I am reading Eat, Pray, Love by Elizabeth Gilbert. The children have been glued to video games since yesterday, having lost all interest in the snow outside. My youngest may even be looking forward to it melting; my daughter hasn't said anything at all about it. They both spend endless amounts of time creating endless streams of chatter, each vying to be heard over the other. This has pushed my "Happy Hour" up by an hour or two in order to cope. My husband has gone back to work since Monday night; he said our own driveway and main road are still trecherous, though the roads in town and even other back roads in other towns aren't so bad. I'm trying not to take it personally, as if my town were conspiring to keep our little road trapped for some little sociology experiement. I spent my alone time last night playing piano, watching tv, reading, [staring at the modem, picking up the phone], and combing every inch of our house for the rare Bermuda Triangle of cellphone reception.
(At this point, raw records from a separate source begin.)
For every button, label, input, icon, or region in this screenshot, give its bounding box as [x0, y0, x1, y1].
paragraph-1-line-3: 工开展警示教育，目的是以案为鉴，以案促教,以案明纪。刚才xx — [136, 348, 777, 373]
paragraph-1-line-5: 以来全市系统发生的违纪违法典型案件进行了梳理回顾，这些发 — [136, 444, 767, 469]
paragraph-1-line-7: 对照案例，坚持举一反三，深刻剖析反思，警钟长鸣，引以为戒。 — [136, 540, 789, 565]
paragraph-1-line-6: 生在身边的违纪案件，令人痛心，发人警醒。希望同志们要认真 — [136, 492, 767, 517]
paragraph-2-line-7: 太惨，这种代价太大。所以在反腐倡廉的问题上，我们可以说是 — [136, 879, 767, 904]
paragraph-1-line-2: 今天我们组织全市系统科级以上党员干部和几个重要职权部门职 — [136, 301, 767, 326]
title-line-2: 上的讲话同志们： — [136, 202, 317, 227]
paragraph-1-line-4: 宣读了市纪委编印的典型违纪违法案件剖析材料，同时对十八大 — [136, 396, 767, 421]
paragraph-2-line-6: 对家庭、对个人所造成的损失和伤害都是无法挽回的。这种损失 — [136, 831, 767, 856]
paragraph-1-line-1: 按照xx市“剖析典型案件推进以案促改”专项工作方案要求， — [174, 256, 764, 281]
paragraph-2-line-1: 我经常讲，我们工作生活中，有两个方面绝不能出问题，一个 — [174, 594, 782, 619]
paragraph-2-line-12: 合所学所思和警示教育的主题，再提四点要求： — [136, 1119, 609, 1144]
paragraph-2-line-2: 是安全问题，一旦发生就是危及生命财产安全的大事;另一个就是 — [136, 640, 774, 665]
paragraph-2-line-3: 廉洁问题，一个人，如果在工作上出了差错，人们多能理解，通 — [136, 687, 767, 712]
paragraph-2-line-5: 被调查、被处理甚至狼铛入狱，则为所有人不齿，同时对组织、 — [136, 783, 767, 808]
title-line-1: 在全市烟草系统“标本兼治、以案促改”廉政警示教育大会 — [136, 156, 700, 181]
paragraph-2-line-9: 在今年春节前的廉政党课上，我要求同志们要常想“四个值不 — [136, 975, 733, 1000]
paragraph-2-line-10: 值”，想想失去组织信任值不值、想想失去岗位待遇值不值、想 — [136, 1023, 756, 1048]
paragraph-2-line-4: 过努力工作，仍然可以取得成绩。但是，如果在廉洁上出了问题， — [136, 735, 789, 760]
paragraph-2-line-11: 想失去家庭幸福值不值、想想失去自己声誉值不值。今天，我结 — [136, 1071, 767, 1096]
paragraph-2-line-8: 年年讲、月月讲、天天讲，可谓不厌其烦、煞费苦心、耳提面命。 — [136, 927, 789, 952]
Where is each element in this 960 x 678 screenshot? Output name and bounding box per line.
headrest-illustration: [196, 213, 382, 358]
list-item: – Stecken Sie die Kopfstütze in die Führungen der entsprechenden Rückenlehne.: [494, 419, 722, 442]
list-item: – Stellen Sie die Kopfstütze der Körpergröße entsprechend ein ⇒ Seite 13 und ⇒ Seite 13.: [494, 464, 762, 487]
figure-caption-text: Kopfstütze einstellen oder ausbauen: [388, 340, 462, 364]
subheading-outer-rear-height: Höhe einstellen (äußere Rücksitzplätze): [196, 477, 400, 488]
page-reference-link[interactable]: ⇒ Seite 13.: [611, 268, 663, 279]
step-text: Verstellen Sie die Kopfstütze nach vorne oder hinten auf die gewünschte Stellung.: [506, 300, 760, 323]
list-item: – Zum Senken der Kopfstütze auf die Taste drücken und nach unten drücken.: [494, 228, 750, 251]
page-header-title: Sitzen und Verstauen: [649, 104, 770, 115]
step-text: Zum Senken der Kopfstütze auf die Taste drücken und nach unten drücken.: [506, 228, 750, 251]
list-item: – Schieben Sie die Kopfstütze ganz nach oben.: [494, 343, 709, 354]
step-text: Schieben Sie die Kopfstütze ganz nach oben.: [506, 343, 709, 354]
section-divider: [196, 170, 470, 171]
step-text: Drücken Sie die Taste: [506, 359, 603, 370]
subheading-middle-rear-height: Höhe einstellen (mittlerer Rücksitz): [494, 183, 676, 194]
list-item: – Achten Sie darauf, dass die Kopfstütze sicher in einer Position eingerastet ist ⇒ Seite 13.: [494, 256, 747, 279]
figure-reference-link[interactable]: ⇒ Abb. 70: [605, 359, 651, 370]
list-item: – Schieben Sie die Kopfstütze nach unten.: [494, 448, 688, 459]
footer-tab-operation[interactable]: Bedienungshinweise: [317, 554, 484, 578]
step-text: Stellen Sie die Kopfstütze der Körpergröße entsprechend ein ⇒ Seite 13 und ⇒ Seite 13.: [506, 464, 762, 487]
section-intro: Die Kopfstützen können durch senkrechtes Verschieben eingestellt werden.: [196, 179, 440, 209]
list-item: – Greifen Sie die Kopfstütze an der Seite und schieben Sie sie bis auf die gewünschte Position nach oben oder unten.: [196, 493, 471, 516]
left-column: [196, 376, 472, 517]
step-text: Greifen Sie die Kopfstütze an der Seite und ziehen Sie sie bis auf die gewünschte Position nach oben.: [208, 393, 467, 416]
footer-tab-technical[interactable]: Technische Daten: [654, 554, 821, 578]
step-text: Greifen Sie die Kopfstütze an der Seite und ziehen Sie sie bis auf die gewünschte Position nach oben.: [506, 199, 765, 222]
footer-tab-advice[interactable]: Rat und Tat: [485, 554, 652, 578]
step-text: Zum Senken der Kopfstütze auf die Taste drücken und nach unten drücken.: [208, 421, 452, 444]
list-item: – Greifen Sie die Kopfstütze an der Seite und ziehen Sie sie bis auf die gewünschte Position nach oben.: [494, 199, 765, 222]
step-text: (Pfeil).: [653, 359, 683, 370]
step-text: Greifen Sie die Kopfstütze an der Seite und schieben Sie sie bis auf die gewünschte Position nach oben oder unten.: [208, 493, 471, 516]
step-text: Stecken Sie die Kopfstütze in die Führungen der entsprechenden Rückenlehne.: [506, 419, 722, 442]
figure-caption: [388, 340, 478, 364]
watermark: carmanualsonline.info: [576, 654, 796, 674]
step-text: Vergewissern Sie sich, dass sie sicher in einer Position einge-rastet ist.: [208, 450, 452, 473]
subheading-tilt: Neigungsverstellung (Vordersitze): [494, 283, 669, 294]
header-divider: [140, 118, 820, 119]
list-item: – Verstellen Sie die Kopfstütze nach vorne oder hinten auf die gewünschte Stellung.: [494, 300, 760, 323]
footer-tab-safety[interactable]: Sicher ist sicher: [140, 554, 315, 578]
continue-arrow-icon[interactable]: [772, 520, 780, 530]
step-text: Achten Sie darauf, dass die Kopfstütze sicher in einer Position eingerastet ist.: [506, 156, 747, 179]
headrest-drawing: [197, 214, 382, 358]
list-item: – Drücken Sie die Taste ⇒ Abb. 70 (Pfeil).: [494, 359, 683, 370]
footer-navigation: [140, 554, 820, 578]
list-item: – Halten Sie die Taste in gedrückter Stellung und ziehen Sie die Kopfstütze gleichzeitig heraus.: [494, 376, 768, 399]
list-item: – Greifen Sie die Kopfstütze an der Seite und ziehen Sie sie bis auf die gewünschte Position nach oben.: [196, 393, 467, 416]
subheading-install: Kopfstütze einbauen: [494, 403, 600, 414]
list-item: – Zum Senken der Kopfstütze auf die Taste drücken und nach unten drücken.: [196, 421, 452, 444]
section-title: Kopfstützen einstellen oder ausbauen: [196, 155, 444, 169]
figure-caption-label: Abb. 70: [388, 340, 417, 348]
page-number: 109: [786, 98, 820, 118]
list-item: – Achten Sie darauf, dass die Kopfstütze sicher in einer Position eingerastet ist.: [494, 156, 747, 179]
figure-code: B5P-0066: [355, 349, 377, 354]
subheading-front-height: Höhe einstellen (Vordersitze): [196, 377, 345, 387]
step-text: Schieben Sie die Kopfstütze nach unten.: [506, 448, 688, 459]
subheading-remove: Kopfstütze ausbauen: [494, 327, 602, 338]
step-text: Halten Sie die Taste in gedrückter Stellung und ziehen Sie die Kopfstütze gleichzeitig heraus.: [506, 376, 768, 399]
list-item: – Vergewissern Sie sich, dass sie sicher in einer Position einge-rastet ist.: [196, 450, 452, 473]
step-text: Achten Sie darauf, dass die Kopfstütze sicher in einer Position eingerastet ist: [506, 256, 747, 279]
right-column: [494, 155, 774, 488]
I found one tiny spot, smashed up against our bedroom wall next to the bathroom, that waivered anywhere from between one to three bars. It meant I didn't have to go outside at 10:15 at night to call my husband. It was the highlight of my day. Really. Well, that and the discovery that I could get clothes to dry in a 27 degree wind chill. The approaching storm promises to take those things away, and who knows what else it'll take; the electricity again? Will the phone and internet be repaired in time to be taken out again as soon as things get ugly, if they do?

I would love for the highlight of today to be that steely gray clad repairman driving up in his white truck to fix my portal to the outside world. I believe, for my own sanity's sake, it has to happen soon. Yesterday I found myself clicking the "work offline" button, and reading cached pages. So close, yet so far away. Some day my repairman will come.